National Novel Editing Month is Upon Us

Each week we feature a blog post by one of our many talented interns here at Superstition Review. This week’s piece comes from Fiction Editor Sarah Murray.


Every year, thousands of people participate in what is colloquially called NaNoWriMo, or National Novel Writing Month. This popular event happens throughout November, and the goal is to write at least 50,000 words, or a novel, in a month. Generally, there are no rules. There is only one clear goal: write, and keep writing.

While that’s all well and good—considering that actually writing things down is the most important part of the whole writing process—there is, in fact, a lesser known side to writing. Here’s to the unsung hero of literary bliss: editing.
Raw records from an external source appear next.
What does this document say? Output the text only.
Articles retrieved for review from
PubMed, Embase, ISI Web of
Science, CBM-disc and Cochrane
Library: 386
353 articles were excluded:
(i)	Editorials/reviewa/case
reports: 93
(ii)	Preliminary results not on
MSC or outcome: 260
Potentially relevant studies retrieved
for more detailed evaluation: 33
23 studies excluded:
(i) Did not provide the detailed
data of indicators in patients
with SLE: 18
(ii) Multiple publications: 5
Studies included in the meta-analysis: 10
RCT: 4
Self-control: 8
We’ve all been there. We know what it’s like at half past two in the morning, deliriously typing prose. And then you read it in the morning, and it’s like Texts from Last Night, but worse. You clearly can’t show this to anyone just yet. This is where editing, the writer’s best friend, comes in. And that’s the whole idea behind NaNoEdMo; writers, after giving their new novel some reading space, can dedicate a whole month to revising and layering in edits.

Of course, people aren’t truly expected to write an entire novel in a month. Nor are they expected to be able to polish it off in a month either. The intent is just to get people to write, to sit down and not be afraid of what they can create. And once they’ve created, they can also be empowered with the ability to destroy, to decompose and rebuild. So this time around for NaNoEdMo, don’t be afraid to grab your red, blue, or purple pens (and perhaps a friend who gives good advice) and have at it. I for one will be there right along there with you.

Get your pens ready. NaNoEdMo begins March 1st.